In rugby terms, Peebles RFC were only recently invited to join the Border League in 1996 and, before then, had participated in friendly matches with their Border rivals, since being founded in the 19th century. They have recorded a number of positive victories in the last 15 years and more than justified the decision to grant them entry. In football, meanwhile, the Scotland player, Kevin Thomson, became the first Borderer to appear in a European final when he played for Rangers in the UEFA Cup final of 2008.
This Royal Burgh lies on the Ettrick Water, a tributary of the River Tweed, and has a population of 5,839. The people of the town are commonly knows as ‘Souters’, meaning cobblers, shoe makers and menders. Selkirk was formerly the county town of Selkirkshire and is the site of the first Border Abbey, while William Wallace was declared guardian of Scotland in this community, which also has connections to Bonnie Prince Charlie and the Marquess of Montrose. Selkirk’s population swelled, because of the woollen industry, although that has virtually vanished in the Borders, and the town is better known in the 21st century for its Common Riding, the production of bannocks (dry fruit cakes) and tourism, containing as it does many spots of natural beauty. It boasts a museum, an art gallery, and strong associations with the explorer, Mungo Park, the poet and writer, James Hogg (‘The Ettrick Shepherd’) and the fabled Sir Walter Scott, as well as being the home of the contemporary author and journalist, Allan Massie. It also boasts Scotland’s oldest horse racing track, the Gala Rig, on the town’s outskirts.
Selkirk men fought with Wallace at Stirling Brig and Falkirk, and also with Robert the Bruce at Bannockburn, but it their connection with the battle of Flodden in 1513, when all but one of their number perished, which has provided the most poignant memories. That lone survivor, ‘Fletcher’, brought back with him a blood-stained English standard, which belonged to the Macclesfield regiment, and cast the captured standard round his head to indicate that all his compatriots from Selkirk had died on Flodden’s fields.

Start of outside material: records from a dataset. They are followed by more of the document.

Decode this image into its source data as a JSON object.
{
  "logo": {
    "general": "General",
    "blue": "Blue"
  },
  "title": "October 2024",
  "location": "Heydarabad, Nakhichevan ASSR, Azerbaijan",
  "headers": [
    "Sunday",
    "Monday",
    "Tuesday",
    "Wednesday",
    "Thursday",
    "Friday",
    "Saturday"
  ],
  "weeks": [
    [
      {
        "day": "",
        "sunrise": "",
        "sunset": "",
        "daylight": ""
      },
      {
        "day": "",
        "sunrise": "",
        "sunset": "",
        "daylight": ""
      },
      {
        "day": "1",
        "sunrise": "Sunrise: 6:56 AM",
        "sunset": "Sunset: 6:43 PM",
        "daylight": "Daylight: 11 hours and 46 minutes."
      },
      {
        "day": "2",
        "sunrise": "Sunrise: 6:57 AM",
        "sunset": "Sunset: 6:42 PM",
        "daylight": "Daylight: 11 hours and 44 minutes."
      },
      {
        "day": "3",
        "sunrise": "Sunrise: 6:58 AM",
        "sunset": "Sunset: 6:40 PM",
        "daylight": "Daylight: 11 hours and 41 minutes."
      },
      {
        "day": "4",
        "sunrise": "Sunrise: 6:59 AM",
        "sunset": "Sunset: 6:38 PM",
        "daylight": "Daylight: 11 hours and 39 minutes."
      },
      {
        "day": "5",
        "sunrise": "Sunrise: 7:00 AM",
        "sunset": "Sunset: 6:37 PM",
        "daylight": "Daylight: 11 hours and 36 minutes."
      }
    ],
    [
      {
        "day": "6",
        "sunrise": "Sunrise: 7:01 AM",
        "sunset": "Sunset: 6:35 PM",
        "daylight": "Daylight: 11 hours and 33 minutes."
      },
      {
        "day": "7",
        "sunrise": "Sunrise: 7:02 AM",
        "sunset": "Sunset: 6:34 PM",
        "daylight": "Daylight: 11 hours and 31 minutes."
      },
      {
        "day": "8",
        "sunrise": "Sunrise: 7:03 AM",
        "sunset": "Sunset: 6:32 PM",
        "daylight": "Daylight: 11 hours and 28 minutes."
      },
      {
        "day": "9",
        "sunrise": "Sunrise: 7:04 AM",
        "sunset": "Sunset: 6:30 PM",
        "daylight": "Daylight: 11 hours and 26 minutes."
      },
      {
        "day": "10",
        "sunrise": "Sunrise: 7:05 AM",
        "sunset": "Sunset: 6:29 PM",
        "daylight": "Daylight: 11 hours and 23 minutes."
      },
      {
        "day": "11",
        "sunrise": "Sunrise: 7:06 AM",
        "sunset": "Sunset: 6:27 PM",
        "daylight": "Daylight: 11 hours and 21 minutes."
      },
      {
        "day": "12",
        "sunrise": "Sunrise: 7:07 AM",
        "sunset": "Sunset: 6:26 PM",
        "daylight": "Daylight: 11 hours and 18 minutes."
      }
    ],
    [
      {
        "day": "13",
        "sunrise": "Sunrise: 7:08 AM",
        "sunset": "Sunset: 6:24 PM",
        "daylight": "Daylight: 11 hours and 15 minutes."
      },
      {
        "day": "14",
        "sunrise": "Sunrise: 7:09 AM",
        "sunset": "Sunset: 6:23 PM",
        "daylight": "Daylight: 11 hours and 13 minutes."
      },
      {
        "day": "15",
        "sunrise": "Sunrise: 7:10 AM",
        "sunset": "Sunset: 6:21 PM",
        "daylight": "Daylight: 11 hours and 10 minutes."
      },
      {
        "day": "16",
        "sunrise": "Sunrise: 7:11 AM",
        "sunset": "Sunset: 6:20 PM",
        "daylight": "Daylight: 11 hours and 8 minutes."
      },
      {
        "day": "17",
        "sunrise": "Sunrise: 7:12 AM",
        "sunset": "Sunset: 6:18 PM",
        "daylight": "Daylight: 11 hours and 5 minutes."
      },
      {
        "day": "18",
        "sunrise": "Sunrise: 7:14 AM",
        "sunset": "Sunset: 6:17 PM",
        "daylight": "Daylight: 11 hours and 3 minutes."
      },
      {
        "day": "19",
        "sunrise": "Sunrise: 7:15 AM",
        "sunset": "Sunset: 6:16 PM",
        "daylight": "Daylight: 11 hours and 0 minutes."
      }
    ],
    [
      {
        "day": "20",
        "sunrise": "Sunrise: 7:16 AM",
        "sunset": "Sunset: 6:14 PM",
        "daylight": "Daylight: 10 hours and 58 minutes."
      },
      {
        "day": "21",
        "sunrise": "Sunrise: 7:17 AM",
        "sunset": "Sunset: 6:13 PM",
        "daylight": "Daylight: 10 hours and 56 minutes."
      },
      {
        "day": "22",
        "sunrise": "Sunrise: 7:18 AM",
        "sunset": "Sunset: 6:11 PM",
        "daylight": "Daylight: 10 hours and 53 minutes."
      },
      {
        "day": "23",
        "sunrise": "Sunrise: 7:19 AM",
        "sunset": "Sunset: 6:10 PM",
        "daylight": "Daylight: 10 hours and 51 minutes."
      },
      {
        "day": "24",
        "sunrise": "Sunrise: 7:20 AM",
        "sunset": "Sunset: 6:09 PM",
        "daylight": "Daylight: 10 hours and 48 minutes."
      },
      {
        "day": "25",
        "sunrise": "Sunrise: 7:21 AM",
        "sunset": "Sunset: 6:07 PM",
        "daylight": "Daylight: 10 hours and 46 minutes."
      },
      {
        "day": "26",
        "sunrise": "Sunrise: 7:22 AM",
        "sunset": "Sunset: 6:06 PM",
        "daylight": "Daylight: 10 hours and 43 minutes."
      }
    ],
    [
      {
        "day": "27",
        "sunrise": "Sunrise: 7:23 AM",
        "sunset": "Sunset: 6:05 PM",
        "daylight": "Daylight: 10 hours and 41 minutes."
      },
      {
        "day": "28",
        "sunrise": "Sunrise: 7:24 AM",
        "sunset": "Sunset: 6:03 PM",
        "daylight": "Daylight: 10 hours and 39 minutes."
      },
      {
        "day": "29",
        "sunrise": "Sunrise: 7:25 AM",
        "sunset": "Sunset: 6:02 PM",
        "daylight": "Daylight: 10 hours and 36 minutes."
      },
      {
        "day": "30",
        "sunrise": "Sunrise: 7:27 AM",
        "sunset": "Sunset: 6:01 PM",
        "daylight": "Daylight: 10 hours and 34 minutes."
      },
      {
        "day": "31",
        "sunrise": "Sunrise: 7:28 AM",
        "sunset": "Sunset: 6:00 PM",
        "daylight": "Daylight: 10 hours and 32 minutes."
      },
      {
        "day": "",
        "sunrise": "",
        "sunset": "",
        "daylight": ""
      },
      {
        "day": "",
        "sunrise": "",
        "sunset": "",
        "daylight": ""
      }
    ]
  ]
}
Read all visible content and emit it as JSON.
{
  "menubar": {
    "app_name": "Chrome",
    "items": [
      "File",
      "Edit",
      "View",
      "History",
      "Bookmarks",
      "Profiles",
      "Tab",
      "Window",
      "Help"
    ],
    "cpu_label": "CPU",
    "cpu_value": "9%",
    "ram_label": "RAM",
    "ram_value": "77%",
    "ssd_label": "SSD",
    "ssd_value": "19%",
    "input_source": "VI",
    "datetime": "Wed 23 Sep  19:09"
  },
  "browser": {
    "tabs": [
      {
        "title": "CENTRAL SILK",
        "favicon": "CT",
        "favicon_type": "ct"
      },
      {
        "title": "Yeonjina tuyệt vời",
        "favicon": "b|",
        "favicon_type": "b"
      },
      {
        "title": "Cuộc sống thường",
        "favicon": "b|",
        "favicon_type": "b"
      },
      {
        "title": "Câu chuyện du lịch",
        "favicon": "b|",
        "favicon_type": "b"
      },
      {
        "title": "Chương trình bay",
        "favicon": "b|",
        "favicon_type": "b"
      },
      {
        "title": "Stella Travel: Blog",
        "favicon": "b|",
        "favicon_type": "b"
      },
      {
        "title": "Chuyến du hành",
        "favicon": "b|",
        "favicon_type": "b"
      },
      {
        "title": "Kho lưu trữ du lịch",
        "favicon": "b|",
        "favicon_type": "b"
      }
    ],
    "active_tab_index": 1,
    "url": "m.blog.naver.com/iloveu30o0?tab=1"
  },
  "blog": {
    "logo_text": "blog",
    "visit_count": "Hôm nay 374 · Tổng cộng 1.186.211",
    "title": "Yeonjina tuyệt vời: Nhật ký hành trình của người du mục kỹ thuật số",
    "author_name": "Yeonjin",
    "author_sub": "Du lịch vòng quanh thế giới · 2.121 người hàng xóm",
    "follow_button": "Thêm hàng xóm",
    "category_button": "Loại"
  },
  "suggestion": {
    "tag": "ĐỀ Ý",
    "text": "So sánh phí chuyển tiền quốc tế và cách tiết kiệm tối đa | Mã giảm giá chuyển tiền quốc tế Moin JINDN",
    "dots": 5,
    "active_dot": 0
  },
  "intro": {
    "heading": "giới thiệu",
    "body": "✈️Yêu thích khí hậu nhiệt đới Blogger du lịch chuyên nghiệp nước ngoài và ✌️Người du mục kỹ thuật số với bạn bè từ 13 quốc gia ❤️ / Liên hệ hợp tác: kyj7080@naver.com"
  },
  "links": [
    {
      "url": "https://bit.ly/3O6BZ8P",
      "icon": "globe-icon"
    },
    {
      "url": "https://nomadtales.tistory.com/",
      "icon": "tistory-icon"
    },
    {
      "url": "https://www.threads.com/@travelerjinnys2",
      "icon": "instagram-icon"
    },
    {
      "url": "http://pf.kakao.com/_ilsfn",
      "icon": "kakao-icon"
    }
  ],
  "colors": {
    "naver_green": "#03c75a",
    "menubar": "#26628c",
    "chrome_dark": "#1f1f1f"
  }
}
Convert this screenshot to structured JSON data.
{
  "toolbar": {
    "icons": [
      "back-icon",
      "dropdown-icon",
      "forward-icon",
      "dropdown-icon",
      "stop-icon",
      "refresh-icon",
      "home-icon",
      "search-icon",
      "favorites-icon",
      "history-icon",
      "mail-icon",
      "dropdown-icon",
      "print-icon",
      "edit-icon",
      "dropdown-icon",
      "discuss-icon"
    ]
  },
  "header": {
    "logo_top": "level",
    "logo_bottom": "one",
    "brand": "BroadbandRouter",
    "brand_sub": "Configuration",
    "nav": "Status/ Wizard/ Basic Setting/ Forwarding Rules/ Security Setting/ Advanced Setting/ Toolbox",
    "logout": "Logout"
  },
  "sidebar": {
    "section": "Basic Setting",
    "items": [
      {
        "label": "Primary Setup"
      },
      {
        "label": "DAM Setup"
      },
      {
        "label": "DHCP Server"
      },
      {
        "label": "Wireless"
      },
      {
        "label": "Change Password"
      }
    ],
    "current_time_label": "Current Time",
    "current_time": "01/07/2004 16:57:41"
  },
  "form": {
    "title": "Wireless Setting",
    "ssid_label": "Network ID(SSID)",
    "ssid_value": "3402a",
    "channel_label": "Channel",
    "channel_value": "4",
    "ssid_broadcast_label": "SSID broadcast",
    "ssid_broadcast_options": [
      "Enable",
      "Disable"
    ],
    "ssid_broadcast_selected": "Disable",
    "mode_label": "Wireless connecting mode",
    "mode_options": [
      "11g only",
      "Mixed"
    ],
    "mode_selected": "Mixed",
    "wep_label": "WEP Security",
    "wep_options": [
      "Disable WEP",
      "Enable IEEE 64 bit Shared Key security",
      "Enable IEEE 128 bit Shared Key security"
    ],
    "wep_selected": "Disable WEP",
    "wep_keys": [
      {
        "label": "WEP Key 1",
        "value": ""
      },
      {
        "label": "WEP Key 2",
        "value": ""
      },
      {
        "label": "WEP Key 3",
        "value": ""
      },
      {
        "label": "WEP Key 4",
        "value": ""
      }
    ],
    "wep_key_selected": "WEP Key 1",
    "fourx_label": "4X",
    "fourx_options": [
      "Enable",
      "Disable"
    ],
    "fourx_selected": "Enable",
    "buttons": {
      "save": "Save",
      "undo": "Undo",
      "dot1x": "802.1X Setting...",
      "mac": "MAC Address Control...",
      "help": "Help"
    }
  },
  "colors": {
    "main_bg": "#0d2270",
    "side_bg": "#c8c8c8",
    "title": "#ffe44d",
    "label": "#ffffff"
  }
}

The Selkirk Grace, a staple of every Burns Supper, has no connections with the town, beyond its name, originating as it did in the west of Scotland. Although attributed to Burns, it was already known in the 17th century as the Galloway Grace or the Covenanters’ Grace, but came to be called the Selkirk Grace, because the Ayrshire poet was said to have delivered it at a dinner, hosted by the Earl of Selkirk.
It reads as follows:
Some hae meat and canna eat,
And some wad eat that want it,
But we hae meat, and we can eat,
Sae let the Lord be thankit.
Rugby has played a proud role in the history of the community, with the peerless Scotland and Lions stand-off, John Rutherford, only one of a clutch of Philiphaugh-based performers to have represented their country. The town’s cricket club, which was founded in 1851, has gone on to win the Border League on more than 20 occasions. And Selkirk also has links with a number of Scottish footballers, including Bobby Johnstone – one of the Hibs’ ‘Famous Five’ – and Celtic’s Sandy McMahon.